Histone H3 gene is not a suitable marker to distinguish Alternaria tenuissima from A. alternata affecting potato

• Published in: PloS one Vol. 15; no. 4; p. e0231961
• Main Authors: Zhang, Yue, Tian, Peiyu, Duan, Guohua, Gao, Fangluan, Schnabel, Guido, Zhan, Jiasui, Chen, Fengping
• Format: Journal Article
• Language: English
• Published: United States Public Library of Science 23.04.2020; Public Library of Science (PLoS)

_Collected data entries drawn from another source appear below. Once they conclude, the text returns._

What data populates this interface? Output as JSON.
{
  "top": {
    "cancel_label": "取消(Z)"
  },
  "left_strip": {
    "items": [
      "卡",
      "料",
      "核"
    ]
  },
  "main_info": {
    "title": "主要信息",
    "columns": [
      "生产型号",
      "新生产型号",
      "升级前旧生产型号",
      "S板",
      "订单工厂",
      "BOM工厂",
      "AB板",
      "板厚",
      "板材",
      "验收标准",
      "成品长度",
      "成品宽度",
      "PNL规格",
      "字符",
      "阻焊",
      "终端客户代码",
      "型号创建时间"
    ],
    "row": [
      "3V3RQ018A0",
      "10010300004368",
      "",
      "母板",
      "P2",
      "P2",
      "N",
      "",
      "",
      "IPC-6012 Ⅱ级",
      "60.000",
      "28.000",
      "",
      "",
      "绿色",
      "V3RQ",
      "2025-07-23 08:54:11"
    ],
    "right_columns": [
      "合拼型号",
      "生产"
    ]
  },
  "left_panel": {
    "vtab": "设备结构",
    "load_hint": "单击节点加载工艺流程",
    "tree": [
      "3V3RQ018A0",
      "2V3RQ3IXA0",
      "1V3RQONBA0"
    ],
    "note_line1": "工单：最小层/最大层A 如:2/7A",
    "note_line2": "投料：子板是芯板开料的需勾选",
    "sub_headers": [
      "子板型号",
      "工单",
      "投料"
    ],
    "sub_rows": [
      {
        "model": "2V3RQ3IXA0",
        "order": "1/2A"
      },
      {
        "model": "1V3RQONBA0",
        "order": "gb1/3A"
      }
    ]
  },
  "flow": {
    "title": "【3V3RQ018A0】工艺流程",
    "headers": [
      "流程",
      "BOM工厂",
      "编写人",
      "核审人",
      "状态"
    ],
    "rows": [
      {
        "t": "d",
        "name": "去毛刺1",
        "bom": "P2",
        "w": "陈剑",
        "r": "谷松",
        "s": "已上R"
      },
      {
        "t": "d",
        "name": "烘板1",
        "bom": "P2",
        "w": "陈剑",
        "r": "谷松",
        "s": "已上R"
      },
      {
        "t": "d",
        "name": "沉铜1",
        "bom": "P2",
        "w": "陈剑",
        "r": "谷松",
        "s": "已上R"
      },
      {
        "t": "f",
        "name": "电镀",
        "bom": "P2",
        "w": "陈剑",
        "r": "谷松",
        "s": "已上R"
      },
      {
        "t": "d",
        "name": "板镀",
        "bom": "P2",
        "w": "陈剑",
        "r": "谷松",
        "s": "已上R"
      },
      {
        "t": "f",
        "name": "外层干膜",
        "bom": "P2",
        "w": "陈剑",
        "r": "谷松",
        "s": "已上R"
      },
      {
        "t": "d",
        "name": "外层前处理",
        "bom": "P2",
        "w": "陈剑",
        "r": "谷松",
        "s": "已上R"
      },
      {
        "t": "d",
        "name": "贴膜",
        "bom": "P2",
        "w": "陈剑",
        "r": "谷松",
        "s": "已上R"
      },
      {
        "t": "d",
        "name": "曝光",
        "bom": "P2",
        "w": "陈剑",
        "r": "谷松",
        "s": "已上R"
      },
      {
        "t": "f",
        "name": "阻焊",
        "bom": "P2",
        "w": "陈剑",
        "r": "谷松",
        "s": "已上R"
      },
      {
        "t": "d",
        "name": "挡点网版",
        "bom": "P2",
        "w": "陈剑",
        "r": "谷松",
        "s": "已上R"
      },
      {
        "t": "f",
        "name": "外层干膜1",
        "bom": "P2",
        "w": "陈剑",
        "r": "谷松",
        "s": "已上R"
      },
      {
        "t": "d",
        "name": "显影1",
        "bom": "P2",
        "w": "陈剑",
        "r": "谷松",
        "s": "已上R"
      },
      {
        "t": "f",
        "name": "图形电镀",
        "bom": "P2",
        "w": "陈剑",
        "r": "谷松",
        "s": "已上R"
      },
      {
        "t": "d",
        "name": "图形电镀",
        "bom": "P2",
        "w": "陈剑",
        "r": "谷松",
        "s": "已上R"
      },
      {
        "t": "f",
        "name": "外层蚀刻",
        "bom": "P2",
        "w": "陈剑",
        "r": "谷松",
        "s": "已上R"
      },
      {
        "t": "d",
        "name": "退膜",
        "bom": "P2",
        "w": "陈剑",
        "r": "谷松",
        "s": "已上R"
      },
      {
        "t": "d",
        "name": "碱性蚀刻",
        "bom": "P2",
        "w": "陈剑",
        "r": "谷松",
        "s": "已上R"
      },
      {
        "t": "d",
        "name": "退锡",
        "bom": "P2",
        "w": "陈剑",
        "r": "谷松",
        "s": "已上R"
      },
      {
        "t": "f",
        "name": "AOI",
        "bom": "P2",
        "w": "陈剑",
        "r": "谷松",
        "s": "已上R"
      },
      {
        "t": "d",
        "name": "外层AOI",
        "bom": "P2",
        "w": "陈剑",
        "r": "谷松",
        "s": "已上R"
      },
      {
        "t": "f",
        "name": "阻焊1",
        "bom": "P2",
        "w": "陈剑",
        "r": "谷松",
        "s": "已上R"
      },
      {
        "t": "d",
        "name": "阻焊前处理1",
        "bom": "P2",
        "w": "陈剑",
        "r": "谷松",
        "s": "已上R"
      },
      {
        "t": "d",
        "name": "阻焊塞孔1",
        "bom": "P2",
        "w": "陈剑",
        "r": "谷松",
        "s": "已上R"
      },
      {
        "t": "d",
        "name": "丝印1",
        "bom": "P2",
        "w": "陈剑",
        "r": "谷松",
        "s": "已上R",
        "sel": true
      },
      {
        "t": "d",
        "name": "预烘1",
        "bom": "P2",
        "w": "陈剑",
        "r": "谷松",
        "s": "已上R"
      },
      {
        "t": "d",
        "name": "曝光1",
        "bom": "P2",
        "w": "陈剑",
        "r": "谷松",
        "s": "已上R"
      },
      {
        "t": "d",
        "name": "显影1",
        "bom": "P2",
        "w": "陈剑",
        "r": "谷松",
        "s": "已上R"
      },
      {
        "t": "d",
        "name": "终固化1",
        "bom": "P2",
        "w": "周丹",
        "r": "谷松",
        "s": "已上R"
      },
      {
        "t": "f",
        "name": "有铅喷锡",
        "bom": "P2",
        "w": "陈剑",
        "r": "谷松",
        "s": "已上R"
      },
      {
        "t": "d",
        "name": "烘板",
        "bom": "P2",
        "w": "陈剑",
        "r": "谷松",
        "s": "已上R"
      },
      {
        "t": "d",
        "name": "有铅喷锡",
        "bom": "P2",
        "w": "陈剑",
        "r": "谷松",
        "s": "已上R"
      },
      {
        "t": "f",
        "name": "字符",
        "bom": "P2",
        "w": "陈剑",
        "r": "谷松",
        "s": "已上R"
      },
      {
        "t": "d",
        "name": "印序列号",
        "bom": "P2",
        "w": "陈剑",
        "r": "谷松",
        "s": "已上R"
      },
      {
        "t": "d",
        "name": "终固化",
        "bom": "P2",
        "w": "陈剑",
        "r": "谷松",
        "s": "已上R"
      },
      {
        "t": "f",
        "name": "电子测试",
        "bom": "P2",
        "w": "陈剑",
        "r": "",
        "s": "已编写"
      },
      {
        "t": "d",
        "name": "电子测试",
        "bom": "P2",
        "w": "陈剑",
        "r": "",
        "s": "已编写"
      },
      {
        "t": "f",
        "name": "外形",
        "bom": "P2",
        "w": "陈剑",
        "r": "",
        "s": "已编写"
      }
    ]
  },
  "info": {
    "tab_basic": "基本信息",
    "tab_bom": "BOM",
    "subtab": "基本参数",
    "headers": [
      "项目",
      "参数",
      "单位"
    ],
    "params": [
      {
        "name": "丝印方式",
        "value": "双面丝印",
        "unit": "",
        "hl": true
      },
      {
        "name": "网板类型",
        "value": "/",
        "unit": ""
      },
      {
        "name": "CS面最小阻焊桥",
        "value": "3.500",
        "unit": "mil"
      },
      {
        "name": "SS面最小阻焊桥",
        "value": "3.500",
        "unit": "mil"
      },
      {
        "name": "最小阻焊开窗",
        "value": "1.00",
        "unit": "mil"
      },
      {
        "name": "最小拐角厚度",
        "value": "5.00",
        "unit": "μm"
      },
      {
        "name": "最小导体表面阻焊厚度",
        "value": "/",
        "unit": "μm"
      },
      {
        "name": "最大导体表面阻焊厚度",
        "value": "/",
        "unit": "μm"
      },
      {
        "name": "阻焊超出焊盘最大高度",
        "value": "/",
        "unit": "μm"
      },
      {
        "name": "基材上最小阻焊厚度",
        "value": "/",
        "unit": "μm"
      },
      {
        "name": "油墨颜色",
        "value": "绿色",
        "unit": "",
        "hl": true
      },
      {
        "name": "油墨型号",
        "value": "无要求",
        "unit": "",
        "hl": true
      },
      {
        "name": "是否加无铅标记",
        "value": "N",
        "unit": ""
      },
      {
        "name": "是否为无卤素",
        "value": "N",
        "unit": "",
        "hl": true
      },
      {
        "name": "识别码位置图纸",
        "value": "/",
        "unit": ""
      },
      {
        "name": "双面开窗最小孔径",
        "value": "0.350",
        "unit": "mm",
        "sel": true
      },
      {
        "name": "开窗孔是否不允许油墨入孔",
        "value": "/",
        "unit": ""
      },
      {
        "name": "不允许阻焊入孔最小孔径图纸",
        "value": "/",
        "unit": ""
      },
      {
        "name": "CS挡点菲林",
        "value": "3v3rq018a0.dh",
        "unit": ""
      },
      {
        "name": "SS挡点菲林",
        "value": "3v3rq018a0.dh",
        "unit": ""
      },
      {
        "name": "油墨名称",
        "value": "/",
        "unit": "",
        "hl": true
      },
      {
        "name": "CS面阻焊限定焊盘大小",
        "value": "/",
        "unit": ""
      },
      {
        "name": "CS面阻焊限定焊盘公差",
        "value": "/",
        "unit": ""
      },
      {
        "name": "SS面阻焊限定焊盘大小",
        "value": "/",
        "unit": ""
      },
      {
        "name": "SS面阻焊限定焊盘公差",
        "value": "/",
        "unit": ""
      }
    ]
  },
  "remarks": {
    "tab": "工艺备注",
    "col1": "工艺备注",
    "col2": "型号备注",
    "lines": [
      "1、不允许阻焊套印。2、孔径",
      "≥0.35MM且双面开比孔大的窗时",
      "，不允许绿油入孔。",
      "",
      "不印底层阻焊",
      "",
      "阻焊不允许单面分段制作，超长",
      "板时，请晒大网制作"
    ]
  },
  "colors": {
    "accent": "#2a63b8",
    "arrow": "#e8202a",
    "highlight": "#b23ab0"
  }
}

• Subjects: Adenosine triphosphatase; Alcohol; Alternaria; Amino acids; Association analysis; Biology and Life Sciences; Blight; Calcium-binding protein; Calmodulin; Chain branching; Computer and Information Sciences; Conidia; Crop diseases; Crops; Deoxyribonucleic acid; DNA; Elongation; Fungicides; Gene sequencing; Genes; Genetic analysis; Glyceraldehyde-3-phosphate dehydrogenase; Histone H3; Histones; Laboratories; Leaf blight; Markers; Medicine and Health Sciences; Morphology; Pathogens; Pesticides; Phylogeny; Potatoes; Research and Analysis Methods; Spacer region; Species; Translation elongation; Tubulin; Virology; United States > US; China; Germany
• ISSN: 1932-6203; 1932-6203
• DOI: 10.1371/journal.pone.0231961

Potato Alternaria leaf blight is one of the economically most important disease in potato production worldwide. A recent study reported a quick method to distinguish main Alternaria pathogens A. tenuissima, A. alternata, and A. solani using partial histone H3 gene sequences. Using this method, our collection of 79 isolates from 8 provinces in China were presumably separated into A. tenussima and A. alternata. But in depth morphological and genetic analysis casted doubt on this identification. Culture morphologies of six presumed A. alternata isolates (PresA_alt) and six presumed A. tenuissima isolates (PresA_ten) were not significantly different. PresA_ten isolates also produced conidia in branched chains which supposed to be A. aternata. Phylogenetic analyses were conducted using internal transcribed spacer region (ITS) and five genes commonly used for species identification including glyceraldehyde-3-phosphate dehydrogenase (GPDH), translation elongation factor 1-alpha (TEF1), β-tubulin, plasma membrane ATPase (ATPase), and calmodulin genes. The results showed that GPDH and TEF1 sequences of PresA_alt and PresA_ten isolates were identical. The 12 isolates did not cluster by presumed species neither by individual or concatenated sequence comparisons. The phylogeny-trait association analysis confirmed that the two group isolates were undistinguishable by those molecular markers. Analysis of histone H3 gene sequences revealed variable intron sequences between PresA_ten and PresA_alt isolates, but the amino acid sequences were identical. Our results indicate that the previously published method to distinguish Alternaria species based on histone H3 gene sequence variation is inaccurate and that the prevalence of A. tenuissima isolates in China was likely overestimated.